Jan's Blog Flower
  janmark2@aol.com



Links

Netflix


Now reading . . .

"Journey into the Whirlwind"
by Eugenia Semyonovna Ginzburg

"The Wind in the Willows"
by Kenneth Grahame

"The Kite Runner"
by Khaled Hosseini


Sunday, September 3, 2006

The Raccoons Are Coming

When I took a basket and went out to pick some grapes, imagine my surprise to find that there were no grapes! What happened to the bunches that were hanging there a few days ago, nearly ready to eat? They were all gone! Every one! It must have been the raccoons. We saw a couple of little ones going over the fence recently. We don’t mind sharing but raccoons evidently don’t share!

I remembered the news item I had seen recently, about the gang of raccoons rampaging through the city of Olympia, Washington.
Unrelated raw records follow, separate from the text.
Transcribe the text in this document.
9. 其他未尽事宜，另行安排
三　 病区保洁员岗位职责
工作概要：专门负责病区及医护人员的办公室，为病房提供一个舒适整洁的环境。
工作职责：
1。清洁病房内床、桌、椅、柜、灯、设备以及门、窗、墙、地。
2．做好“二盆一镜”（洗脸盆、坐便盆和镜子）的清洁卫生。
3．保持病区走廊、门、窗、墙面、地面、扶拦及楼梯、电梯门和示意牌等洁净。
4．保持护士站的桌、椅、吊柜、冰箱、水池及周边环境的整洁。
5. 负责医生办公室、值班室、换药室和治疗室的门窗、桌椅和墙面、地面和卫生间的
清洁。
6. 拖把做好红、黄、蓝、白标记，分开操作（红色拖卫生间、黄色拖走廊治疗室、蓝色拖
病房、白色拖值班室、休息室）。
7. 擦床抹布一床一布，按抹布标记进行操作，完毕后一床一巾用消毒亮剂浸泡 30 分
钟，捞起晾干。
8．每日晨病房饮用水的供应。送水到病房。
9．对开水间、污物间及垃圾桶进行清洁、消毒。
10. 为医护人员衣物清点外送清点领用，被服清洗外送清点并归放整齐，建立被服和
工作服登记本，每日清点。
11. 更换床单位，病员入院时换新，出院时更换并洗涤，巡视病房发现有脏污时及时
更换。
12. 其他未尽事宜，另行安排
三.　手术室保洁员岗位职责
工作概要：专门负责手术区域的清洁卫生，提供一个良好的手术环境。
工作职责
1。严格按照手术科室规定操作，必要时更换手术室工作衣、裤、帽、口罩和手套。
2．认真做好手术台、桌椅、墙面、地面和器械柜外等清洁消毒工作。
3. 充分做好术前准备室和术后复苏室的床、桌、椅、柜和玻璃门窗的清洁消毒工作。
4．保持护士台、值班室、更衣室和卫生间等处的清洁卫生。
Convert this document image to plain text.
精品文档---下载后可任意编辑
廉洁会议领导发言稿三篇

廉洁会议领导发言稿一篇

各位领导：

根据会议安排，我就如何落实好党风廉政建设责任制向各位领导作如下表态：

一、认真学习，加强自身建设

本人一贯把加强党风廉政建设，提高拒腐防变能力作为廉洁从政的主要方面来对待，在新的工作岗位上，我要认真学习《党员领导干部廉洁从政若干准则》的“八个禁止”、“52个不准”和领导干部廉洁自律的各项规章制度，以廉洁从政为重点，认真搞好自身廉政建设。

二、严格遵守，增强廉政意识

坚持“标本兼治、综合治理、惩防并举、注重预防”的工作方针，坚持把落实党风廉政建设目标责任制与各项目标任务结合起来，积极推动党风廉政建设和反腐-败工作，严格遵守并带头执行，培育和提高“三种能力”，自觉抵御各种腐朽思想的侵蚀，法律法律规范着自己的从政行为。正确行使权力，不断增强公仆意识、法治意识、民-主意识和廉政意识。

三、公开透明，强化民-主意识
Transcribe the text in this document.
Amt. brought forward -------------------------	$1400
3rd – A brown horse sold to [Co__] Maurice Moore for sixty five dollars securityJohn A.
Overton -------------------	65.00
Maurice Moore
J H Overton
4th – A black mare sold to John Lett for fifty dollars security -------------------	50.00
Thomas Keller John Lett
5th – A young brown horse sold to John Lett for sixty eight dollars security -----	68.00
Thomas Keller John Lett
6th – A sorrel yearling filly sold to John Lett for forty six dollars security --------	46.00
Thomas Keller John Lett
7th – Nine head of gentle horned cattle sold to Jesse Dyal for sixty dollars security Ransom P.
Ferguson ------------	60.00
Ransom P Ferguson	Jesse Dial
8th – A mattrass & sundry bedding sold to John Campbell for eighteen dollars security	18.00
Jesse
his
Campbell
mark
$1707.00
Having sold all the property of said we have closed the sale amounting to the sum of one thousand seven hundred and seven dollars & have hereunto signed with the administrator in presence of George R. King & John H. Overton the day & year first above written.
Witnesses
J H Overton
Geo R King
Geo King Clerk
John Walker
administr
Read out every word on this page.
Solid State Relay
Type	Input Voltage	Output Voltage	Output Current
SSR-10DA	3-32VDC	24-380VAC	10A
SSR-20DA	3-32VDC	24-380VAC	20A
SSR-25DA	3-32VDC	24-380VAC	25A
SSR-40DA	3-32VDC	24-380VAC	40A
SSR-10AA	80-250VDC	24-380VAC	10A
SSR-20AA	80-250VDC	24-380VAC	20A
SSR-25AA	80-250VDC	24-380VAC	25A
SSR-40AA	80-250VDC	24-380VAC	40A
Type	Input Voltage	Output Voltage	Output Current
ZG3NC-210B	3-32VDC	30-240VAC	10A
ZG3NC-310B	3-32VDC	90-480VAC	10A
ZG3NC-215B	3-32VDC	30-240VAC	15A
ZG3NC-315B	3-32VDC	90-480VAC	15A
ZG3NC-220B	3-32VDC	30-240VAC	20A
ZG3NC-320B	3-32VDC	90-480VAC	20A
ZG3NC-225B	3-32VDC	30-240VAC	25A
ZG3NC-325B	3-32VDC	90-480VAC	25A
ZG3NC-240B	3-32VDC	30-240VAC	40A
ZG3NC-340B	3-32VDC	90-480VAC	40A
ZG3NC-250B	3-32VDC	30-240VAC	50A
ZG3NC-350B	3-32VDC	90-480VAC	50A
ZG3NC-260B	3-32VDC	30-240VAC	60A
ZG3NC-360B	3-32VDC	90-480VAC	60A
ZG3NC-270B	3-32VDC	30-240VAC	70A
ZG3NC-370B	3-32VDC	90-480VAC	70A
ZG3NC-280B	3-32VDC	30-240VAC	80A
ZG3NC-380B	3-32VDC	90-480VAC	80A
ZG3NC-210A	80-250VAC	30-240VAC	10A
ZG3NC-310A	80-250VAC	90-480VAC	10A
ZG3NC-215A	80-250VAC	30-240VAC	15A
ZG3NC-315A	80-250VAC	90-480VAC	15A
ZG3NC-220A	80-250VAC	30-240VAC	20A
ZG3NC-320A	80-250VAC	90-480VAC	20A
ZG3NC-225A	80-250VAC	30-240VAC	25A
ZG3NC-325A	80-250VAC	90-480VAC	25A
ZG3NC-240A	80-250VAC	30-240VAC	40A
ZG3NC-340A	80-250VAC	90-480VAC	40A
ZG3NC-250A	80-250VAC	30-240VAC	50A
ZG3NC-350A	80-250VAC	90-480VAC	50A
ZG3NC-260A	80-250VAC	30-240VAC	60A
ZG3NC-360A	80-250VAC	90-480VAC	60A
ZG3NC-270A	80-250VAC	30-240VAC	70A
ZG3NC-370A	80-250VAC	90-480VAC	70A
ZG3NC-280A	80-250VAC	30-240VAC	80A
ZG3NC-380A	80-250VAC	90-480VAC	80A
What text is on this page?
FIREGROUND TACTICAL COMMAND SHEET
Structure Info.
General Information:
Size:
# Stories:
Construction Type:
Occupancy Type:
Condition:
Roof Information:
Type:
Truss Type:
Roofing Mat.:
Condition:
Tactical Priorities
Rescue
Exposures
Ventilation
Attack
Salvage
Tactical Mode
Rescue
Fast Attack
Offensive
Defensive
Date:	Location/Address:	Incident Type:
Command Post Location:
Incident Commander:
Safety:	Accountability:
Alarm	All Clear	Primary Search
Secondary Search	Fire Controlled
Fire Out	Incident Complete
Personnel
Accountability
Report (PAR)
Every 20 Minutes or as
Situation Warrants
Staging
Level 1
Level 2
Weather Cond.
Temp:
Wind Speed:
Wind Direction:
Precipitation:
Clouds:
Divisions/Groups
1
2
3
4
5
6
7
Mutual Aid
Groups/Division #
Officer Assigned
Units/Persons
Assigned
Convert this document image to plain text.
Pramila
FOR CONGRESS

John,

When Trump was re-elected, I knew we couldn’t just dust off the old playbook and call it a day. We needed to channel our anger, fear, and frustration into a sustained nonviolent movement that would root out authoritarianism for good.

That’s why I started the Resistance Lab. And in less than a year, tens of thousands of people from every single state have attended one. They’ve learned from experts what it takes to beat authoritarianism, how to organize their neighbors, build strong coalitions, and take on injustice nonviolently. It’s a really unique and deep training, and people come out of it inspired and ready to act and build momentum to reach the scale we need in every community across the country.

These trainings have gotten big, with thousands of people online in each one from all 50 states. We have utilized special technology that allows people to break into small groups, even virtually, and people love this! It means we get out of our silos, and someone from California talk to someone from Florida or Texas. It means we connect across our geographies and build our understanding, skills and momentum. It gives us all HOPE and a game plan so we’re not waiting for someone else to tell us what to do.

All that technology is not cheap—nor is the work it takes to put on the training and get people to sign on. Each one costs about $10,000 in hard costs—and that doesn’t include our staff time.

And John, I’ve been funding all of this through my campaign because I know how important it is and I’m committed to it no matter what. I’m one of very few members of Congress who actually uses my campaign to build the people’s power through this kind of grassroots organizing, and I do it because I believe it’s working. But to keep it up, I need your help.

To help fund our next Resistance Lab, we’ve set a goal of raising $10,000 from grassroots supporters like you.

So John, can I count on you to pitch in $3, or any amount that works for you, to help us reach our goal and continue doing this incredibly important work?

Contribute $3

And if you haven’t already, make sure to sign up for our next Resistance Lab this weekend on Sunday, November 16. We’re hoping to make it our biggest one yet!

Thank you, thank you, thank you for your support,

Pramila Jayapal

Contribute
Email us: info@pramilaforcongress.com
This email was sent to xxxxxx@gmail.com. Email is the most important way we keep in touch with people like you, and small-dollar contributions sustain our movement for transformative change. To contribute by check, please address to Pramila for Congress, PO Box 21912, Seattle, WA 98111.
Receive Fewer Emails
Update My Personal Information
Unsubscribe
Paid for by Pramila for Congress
PSYCHO KILLER RACCOONS TERRORIZE OLYMPIA

OLYMPIA, Washington - A fierce group of raccoons has killed 10 cats, attacked a small dog and bitten at least one pet owner who had to get rabies shots, residents of Olympia say. Some have taken to carrying pepper spray to ward off the masked marauders and the woman who was bitten now carries an iron pipe when she goes outside at night.
"It's a new breed," said Tamara Keeton, who with Kari Hall started a raccoon watch after an emotional neighborhood meeting drew 40 people. "They're urban raccoons, and they're not afraid."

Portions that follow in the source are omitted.